El pozo fue una solución. Fue la solución. Para una comunidad que antes, durante décadas, no tenía otra opción más que caminar todos los días a buscar agua. Primero, a un riachuelo a unos cien metros de la aldea.
Cuando se secó por la falta de lluvias, como tantos otros en el municipio, la caminata se alargó medio kilómetro, hasta el nacimiento de agua más cercano que hoy también está bajo mínimos.
Los hombres de la comunidad eran quienes caminaban para recolectarla y se encargaban de cortar la maleza que cubría el camino. Lo hacían por la mañana y cargaban dos galones cada uno.

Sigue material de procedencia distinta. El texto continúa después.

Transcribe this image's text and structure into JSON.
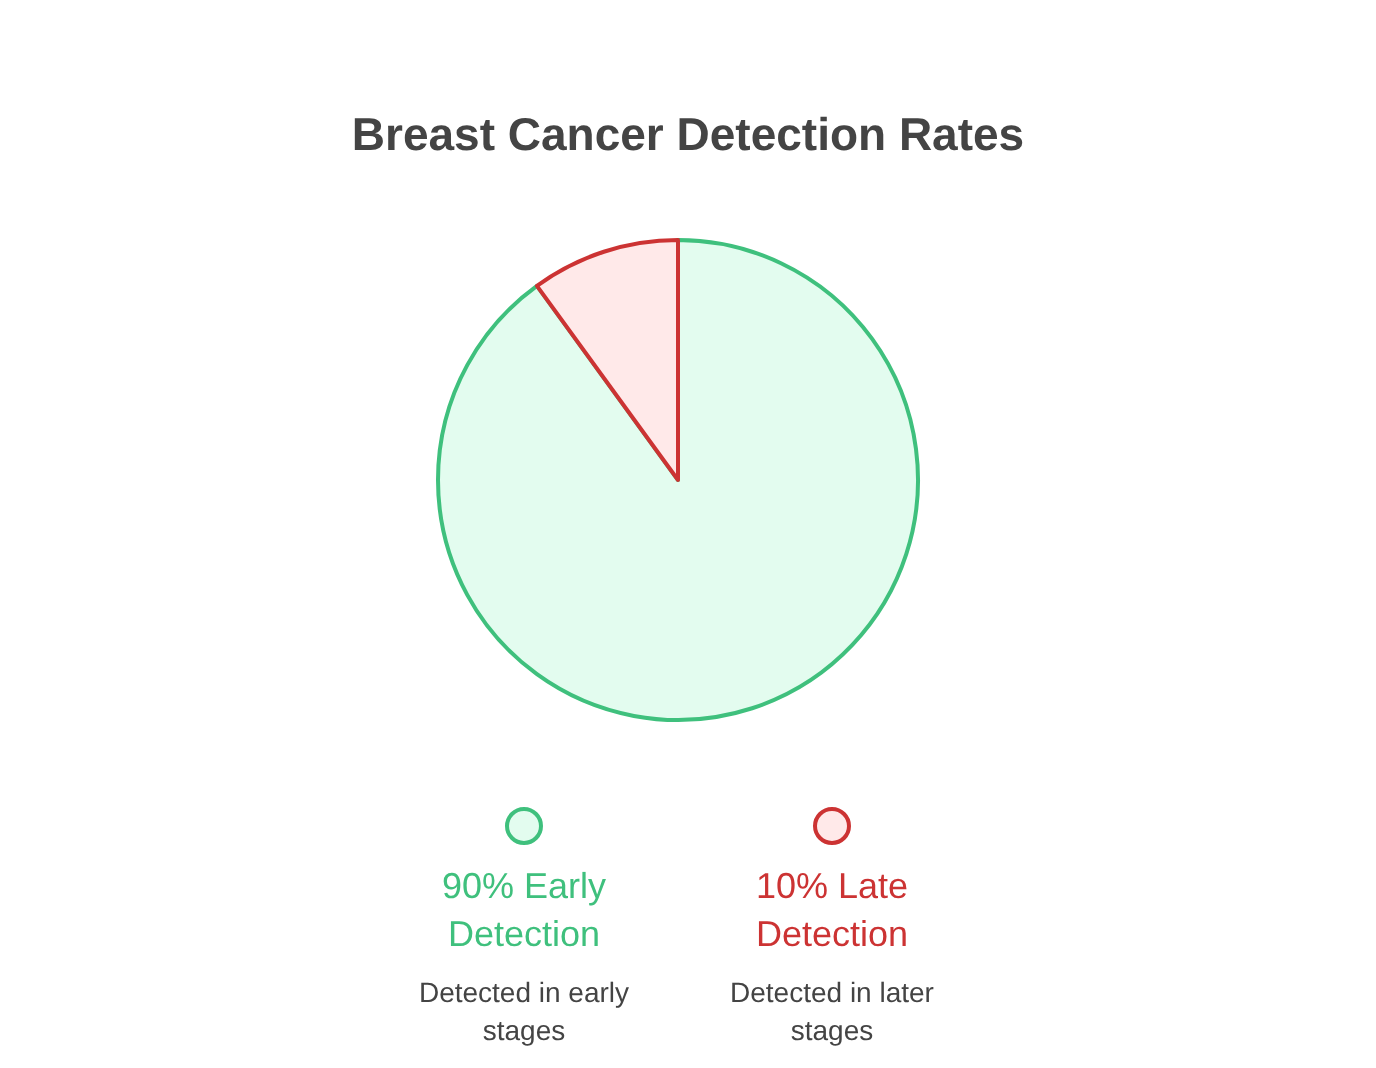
{
  "chart_data": {
    "type": "pie",
    "title": "Breast Cancer Detection Rates",
    "categories": [
      "Early Detection",
      "Late Detection"
    ],
    "values": [
      90,
      10
    ],
    "value_labels": [
      "90%",
      "10%"
    ],
    "colors": [
      "#e3fcef",
      "#ffe9e9"
    ],
    "legend": "bottom",
    "annotations": [
      "Detected in early stages",
      "Detected in later stages"
    ]
  }
}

«Por la distancia casi no venían ellas, pero sí, algunas también», dice el líder comunitario Martín Cac Mez.
Era en esta fuente de agua donde las mujeres también lavaban la ropa.
Sin certeza jurídica, sin agua
Para entender los problemas de agua de Chinacolay, hay que entender cómo se fundó y quién ha tenido la propiedad de las tierras desde entonces.

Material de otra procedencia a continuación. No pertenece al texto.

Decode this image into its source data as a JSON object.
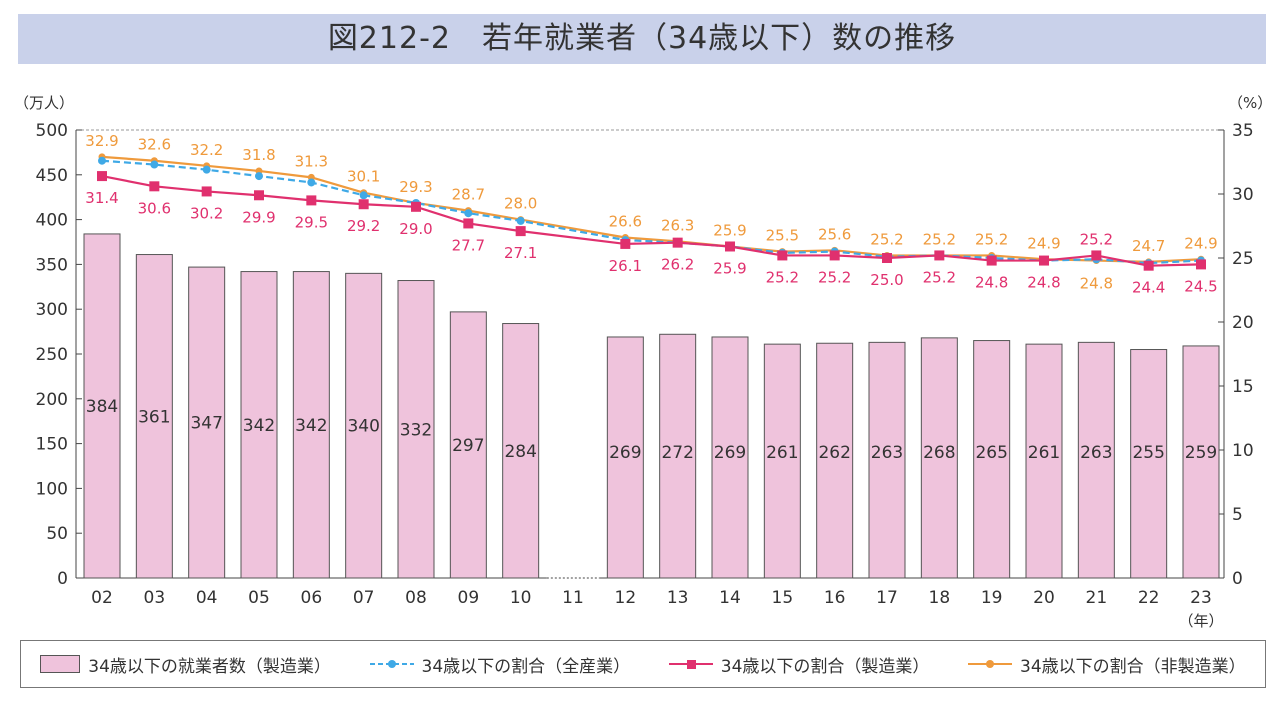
{
  "title": "図212-2　若年就業者（34歳以下）数の推移",
  "chart_data": {
    "type": "bar",
    "title": "図212-2　若年就業者（34歳以下）数の推移",
    "ylabel": "（万人）",
    "y2label": "（%）",
    "xlabel": "（年）",
    "ylim": [
      0,
      500
    ],
    "y2lim": [
      0,
      35
    ],
    "yticks": [
      "0",
      "50",
      "100",
      "150",
      "200",
      "250",
      "300",
      "350",
      "400",
      "450",
      "500"
    ],
    "y2ticks": [
      "0",
      "5",
      "10",
      "15",
      "20",
      "25",
      "30",
      "35"
    ],
    "categories": [
      "02",
      "03",
      "04",
      "05",
      "06",
      "07",
      "08",
      "09",
      "10",
      "11",
      "12",
      "13",
      "14",
      "15",
      "16",
      "17",
      "18",
      "19",
      "20",
      "21",
      "22",
      "23"
    ],
    "series": [
      {
        "name": "34歳以下の就業者数（製造業）",
        "type": "bar",
        "color": "#efc3dc",
        "values": [
          384,
          361,
          347,
          342,
          342,
          340,
          332,
          297,
          284,
          null,
          269,
          272,
          269,
          261,
          262,
          263,
          268,
          265,
          261,
          263,
          255,
          259
        ]
      },
      {
        "name": "34歳以下の割合（全産業）",
        "type": "line",
        "color": "#3fa9e6",
        "dashed": true,
        "values": [
          32.6,
          32.3,
          31.9,
          31.4,
          30.9,
          29.9,
          29.3,
          28.5,
          27.9,
          null,
          26.4,
          26.2,
          25.9,
          25.4,
          25.5,
          25.1,
          25.2,
          25.0,
          24.8,
          24.9,
          24.6,
          24.8
        ]
      },
      {
        "name": "34歳以下の割合（製造業）",
        "type": "line",
        "color": "#e0306e",
        "values": [
          31.4,
          30.6,
          30.2,
          29.9,
          29.5,
          29.2,
          29.0,
          27.7,
          27.1,
          null,
          26.1,
          26.2,
          25.9,
          25.2,
          25.2,
          25.0,
          25.2,
          24.8,
          24.8,
          25.2,
          24.4,
          24.5
        ],
        "labels": [
          "31.4",
          "30.6",
          "30.2",
          "29.9",
          "29.5",
          "29.2",
          "29.0",
          "27.7",
          "27.1",
          "",
          "26.1",
          "26.2",
          "25.9",
          "25.2",
          "25.2",
          "25.0",
          "25.2",
          "24.8",
          "24.8",
          "25.2",
          "24.4",
          "24.5"
        ]
      },
      {
        "name": "34歳以下の割合（非製造業）",
        "type": "line",
        "color": "#ef9a3c",
        "values": [
          32.9,
          32.6,
          32.2,
          31.8,
          31.3,
          30.1,
          29.3,
          28.7,
          28.0,
          null,
          26.6,
          26.3,
          25.9,
          25.5,
          25.6,
          25.2,
          25.2,
          25.2,
          24.9,
          24.8,
          24.7,
          24.9
        ],
        "labels": [
          "32.9",
          "32.6",
          "32.2",
          "31.8",
          "31.3",
          "30.1",
          "29.3",
          "28.7",
          "28.0",
          "",
          "26.6",
          "26.3",
          "25.9",
          "25.5",
          "25.6",
          "25.2",
          "25.2",
          "25.2",
          "24.9",
          "24.8",
          "24.7",
          "24.9"
        ]
      }
    ],
    "legend_position": "bottom"
  }
}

En los setenta, un grupo de mujeres y hombres llegaron con sus hijos y nietos desde San Pedro Carchá, un municipio a unos 140 kilómetros.
Este municipio de Alta Verapaz fue uno de los más golpeados por la violencia del conflicto armado interno. Por ejemplo, un informe de la Comisión Interamericana de Derechos Humanos (CIDH), relata cómo en 1982, el Ejército llegó a la aldea Sesajal y ejecutó a 65 personas. Quemaron las casas, torturaron a los hombres de la comunidad y violaron a las mujeres.
Estas masacres sucedieron en distintas aldeas. A partir de investigaciones antropológicas y exhumaciones, el Centro de Análisis Forense y las Ciencias Aplicadas (CAFCA) ha recuperado a víctimas en por lo menos cinco de ellas.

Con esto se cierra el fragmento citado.